Menurut dia, tanpa campur tangan penambang, penghapusan merkuri tak akan berhasil. “Apalagi, target 2018, tinggal dua setengah tahun lagi.”

Supaya berhasil, katanya, harus menggerakkan mereka. “Kita ajak mereka berkomitmen zero merkuri. Kita ajak kumpul dan diskusi serta buat kesepakatan bersama. Kalau dirangkul dengan baik, mereka pasti mau. Sekali lagi, mereka punya banyak cara menambang. Mereka tidak bodoh.”

Yayasan BaliFokus memaparkan laporan terkait dampak kesehatan warga terpapar merkuri dari penambangan emas.

Yuyun Ismawati dari BaliFokus, mengatakan, dari kunjungan lapangan ke tiga PESK di Cisitu (Lebak), Bombana (Sulawesi Tenggara), dan Sekotong (Lombok Barat) selama 1,5 tahun, sembilan orang meninggal diduga paparan merkuri.

“Ini masih dugaan karena sebagian tidak diperiksa ke rumah sakit atau mendapat perawatan atau pengobatan sebagaimana mestinya.

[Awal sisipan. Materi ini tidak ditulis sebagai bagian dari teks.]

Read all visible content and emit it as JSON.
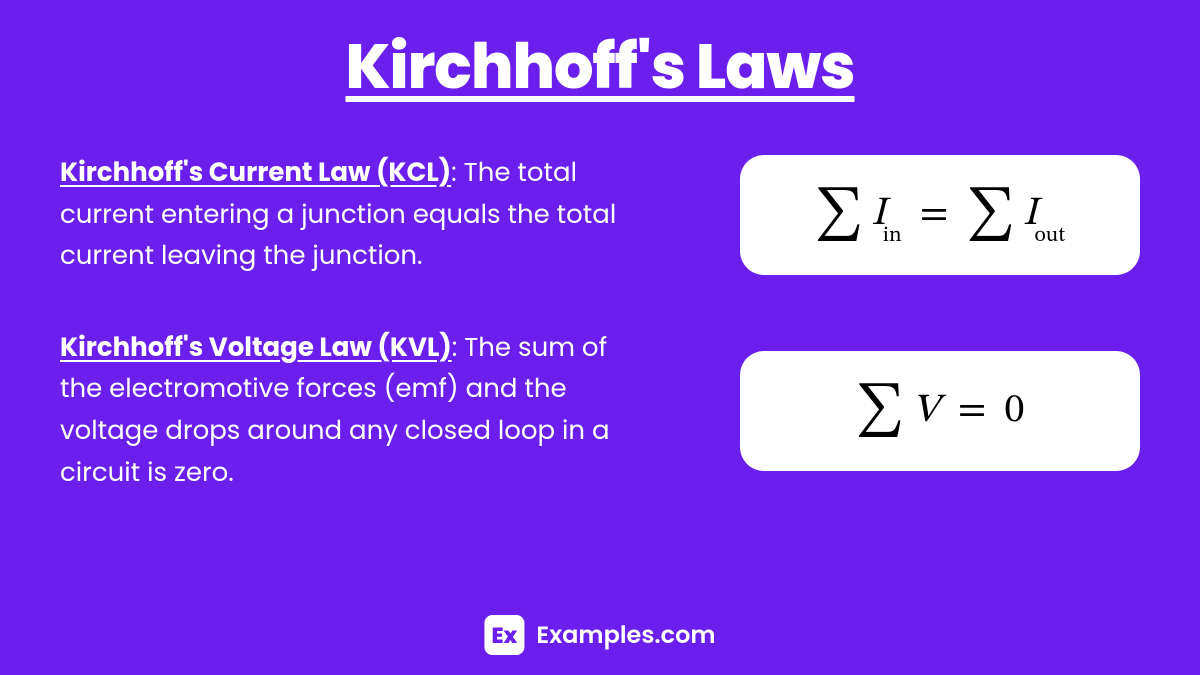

Hanya, dari temuan kita terlihat jelas, mereka meninggal karena merkuri.”

Kesembilan orang yang meninggal dunia diduga dampak pertambangan emas:

1.Agung, enam bulan, anak Sukman, anggota tubuh tidak normal, lahir dengan mata katarak, hernia, paru-paru basah, Kecamatan Poleang, Kelurahan Boe Pinang, Bombana, meninggal Maret 2015.

2.Pere, 70 tahun, severe tremor, ataxia, mantan Kepala Adat Moronene, Rau-rau, Bombana, meninggal April 2015.

3.Anak perempuan Pere, 40 tahun, cramp stomach, perutnya keras, Desa Rau-rau, Kecamatan Poleang Utara, Bombana, meninggal‎ Maret 2015.

4.Fikri, dua tahun, Onggomate, Bombana, nervous disorder, meninggal Maret 2015‎.

5.Dita, 10 tahun, cerebral palsy, sejenis Minamata Disease, kerusakan sistem syaraf pusat, ‎Desa Rau-rau, Kecamatan Poleang Utara, Bombana, meninggal 31 Agustus 2015

6.Ibu Puasi, 45, paru-paru kanan mengeras, sesak napas, nanah keluar dari perut bagian kanan, Pelangan, Kecamatan Sekotong Tengah, Lombok Barat, meninggal akhir Maret 2015.

7.Emak Rum’ah, 71, stroke, pusing, lumpuh, tak bisa makan, gak bisa buang air, Desa Situ Mulya, Kecamatan Cibeber, Kabupaten Lebak, Banten, meninggal Mei 2014.

8.Abah U, 70, stroke, kanker tulang, TB, perut mengeras, Desa Kujang Sari, Kecamatan Cibeber, Lebak, meninggal Oktober 2014.
9.Warga Cisitu, 40, muntah darah, perut kram, Kecamatan Cibeber, Lebak, meninggal, Juli 2014.